L’accueil est fermé depuis quelques jours car l’équipe ne peut faire face à l’afflux de migrants. Les Terrasses Solidaires offrent 50 places, jusqu’à 81 en installant des lits dans la salle à manger. « Que fait-on à partir de la 82e personne ? Bien sûr, on peut aller jusqu’à 200 au mépris de la sécurité et de la dignité ! », gronde Jean Gaboriau, guide de haute montagne et administrateur bénévole de Refuges Solidaires. De 20 à 60 migrants arrivent presque chaque jour par les cols de L’Échelle ou de Montgenèvre. En attendant une réponse, et surtout une action des pouvoirs publics, c’est à la gare et dans l’église Sainte-Catherine qu’ils se massent. Dès que des solutions permettront aux migrants de poursuite leur voyage (moyens de transport et billets accessibles sans carte bancaire), le Refuge rouvrira. En attendant, la solidarité ne se dément pas : les dons en nourriture, vêtements et couvertures affluent.

Pour un accueil digne

Initié par l’association briançonnaise Refuges Solidaires (dont les 150 bénévoles ont accueilli 13 000 migrants et réfugiés depuis 2017), le projet Terrasses Solidaires est né de la volonté de repenser l’hospitalité.

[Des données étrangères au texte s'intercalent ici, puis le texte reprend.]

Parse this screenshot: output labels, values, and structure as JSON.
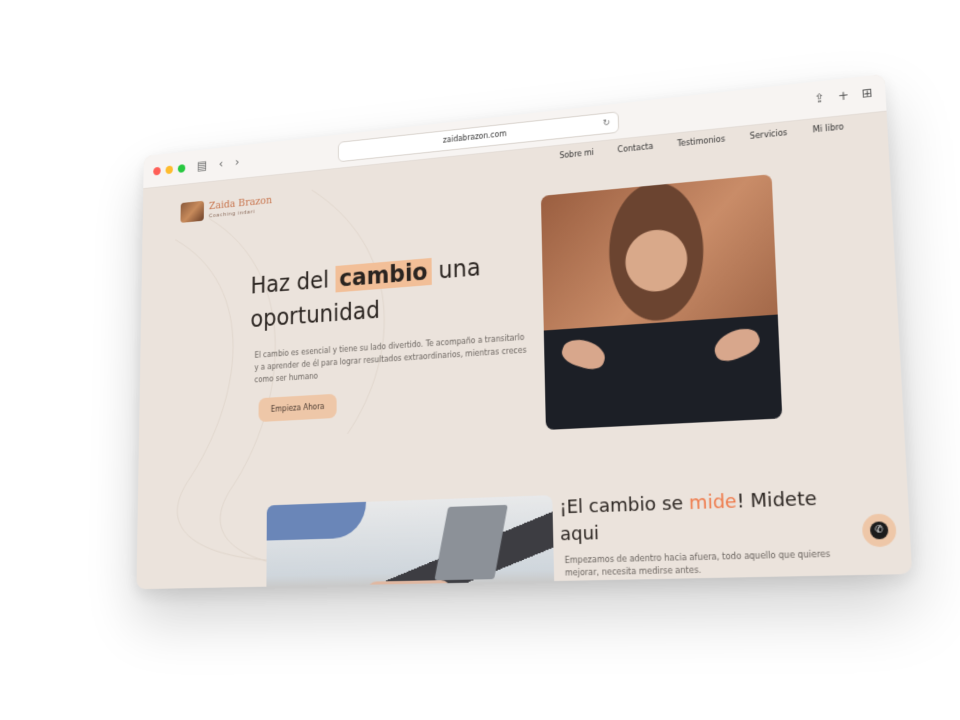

Pour accueillir dignement des personnes du territoire ou venues d’ailleurs – issues de l’exil, travailleurs précaires, saisonniers ou touristes solidaires… Leur offrir une halte de un à trois jours grand maximum. L’état d’esprit de cette communauté impressionne Cécile Malo, déléguée générale de la Fondation de France Méditerranée : « J’ai une grande admiration pour tous. Cette mobilisation fraternelle est exceptionnelle, notamment parce qu’elle dépasse toutes les considérations professionnelles, religieuses, sociales, politiques… ».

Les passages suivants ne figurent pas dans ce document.